There has been a tendency in archaeology and in related social sciences and humanities to view human cultures as simply ‘adapted’ to or ‘in tune’ with ‘nature’ (Binford 1962; Butzer 1982; Steward 1955a; White 1959). Nature in this view is difficult to define and is principally considered in opposition to culture; it is not culture, it is external to humans, and it has an active causality of its own. This is often true even when researchers have been considering phenomena with a distinctly ‘human’ flavour such as population growth or technological development; both have often been seen as ‘natural’ aspects of human behaviour, as things which ‘just happen’. In such thinking, when human societies are impacted by nature (conceived of as a phenomenon emanating from outside of the human realm) their responsive action or behaviour is often considered to be ‘forced’, in the sense that there is only one way in which society can respond and therefore that the nature of the change is inevitable. The idea that alternative actions might be as appropriate and effective, and equally likely, is given little credence—the specific nature of the response is taken as requisite and the form of the response goes unquestioned: human agency (choice) is given little opportunity to make its mark. Cause and effect are favoured over choice, opportunism, innovation, and dynamic decision making, while the environment is seen as external to culture and shaped by natural rather than cultural forces. Moreover, this logic is self-fulfilling; things occur as they do because the result was inevitable and only one course of action was possible; ergo the problem is solved! Of course I am here describing an extreme position and most researchers today would see a much more dynamic interaction between humans and the natural world.

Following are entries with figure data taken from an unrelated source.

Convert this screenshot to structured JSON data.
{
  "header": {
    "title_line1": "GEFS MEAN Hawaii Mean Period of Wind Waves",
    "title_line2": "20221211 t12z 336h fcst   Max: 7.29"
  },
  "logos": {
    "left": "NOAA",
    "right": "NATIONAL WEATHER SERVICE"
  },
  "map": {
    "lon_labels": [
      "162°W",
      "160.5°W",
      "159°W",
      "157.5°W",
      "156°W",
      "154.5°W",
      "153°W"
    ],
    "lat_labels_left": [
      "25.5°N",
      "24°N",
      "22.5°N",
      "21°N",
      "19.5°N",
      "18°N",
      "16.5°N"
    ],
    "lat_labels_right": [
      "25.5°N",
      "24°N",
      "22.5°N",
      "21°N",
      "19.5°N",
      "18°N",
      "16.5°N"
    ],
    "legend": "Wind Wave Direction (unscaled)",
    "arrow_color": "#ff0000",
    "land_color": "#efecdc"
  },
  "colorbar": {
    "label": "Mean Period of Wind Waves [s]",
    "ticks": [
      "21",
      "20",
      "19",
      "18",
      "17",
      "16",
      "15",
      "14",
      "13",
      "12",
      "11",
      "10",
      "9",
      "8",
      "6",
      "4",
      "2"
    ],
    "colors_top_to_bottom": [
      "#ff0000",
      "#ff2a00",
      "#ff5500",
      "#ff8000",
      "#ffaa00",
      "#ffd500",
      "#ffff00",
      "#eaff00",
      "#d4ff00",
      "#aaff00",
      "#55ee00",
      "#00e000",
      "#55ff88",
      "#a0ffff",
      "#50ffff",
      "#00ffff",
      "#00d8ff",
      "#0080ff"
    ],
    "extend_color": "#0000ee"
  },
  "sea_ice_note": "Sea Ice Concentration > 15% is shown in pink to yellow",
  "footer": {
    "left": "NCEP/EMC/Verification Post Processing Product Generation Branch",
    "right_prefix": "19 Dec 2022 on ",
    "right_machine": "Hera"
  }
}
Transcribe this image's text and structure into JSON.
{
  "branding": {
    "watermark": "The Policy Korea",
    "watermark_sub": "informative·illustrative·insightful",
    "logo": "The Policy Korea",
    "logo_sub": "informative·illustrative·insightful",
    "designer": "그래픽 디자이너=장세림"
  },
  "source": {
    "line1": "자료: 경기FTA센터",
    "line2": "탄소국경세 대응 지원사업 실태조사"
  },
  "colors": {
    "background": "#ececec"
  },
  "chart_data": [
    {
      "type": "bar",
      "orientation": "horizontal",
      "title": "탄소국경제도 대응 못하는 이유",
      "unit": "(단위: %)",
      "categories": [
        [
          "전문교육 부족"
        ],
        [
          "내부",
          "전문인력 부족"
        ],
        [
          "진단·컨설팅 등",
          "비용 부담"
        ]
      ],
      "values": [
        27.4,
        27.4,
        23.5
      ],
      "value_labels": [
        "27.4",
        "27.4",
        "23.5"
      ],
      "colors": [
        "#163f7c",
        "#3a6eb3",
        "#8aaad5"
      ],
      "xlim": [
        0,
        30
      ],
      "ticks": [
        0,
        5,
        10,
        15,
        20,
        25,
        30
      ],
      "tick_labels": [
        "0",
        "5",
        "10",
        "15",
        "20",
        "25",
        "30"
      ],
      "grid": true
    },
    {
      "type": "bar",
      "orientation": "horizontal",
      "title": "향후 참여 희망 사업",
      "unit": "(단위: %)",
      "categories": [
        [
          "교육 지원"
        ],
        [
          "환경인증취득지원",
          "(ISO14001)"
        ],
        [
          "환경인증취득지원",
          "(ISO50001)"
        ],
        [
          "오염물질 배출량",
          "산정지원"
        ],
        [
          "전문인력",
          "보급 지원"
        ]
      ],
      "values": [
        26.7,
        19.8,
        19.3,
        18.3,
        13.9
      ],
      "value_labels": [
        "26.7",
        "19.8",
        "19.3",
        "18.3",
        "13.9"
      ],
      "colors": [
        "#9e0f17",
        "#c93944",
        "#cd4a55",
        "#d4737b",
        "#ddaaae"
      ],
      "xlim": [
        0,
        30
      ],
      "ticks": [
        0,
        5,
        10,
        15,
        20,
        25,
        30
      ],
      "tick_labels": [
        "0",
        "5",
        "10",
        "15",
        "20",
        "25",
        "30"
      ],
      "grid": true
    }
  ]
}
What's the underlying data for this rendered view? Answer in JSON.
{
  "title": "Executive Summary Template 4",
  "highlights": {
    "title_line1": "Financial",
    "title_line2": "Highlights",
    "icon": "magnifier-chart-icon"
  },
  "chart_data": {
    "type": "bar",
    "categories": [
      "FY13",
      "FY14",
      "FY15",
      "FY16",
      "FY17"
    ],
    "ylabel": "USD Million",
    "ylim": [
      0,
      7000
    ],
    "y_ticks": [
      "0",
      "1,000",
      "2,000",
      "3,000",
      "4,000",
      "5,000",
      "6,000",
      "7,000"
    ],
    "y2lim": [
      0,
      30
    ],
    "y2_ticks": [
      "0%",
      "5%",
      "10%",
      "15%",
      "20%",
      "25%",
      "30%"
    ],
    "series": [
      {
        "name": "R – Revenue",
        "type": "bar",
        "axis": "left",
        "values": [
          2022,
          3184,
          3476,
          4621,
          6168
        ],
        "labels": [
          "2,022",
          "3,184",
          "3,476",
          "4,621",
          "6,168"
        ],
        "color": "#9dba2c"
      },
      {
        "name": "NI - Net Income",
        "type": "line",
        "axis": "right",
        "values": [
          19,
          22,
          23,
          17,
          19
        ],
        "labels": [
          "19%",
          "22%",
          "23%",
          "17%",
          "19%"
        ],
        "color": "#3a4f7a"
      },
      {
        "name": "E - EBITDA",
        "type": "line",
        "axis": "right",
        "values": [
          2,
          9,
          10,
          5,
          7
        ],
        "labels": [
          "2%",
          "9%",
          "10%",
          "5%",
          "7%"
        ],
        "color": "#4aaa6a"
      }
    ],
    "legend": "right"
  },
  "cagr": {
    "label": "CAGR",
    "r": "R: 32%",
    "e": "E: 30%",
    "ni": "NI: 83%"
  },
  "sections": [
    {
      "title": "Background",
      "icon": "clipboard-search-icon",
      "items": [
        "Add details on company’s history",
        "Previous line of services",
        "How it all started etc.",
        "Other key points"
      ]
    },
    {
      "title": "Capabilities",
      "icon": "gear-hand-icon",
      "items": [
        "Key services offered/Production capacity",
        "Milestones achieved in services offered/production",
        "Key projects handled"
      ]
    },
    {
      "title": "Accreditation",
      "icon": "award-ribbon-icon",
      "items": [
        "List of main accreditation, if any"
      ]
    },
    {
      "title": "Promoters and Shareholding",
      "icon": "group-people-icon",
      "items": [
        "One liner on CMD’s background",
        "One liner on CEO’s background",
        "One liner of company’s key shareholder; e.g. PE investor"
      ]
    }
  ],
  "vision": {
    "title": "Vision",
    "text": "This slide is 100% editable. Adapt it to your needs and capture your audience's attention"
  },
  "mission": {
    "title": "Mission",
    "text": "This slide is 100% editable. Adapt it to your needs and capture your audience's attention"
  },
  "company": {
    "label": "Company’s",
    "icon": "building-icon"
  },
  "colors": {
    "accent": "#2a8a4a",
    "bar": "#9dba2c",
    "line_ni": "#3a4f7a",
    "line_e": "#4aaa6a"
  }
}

However, unicausal thinking does remain pervasive in popular accounts (Diamond 2005, 1997; Fagan 2007: 16–17; Scarre 2005: 35) and in much influential academic work where technology, environment, and ecology remain prime mover explanations, at least partially at the expense of variable responses, individual agency, politics, and ideology (Algaze 2008: 151–4; Demarest 2004: 27–30; Pollock 1999: 22–5; Webster 2002: 327–43).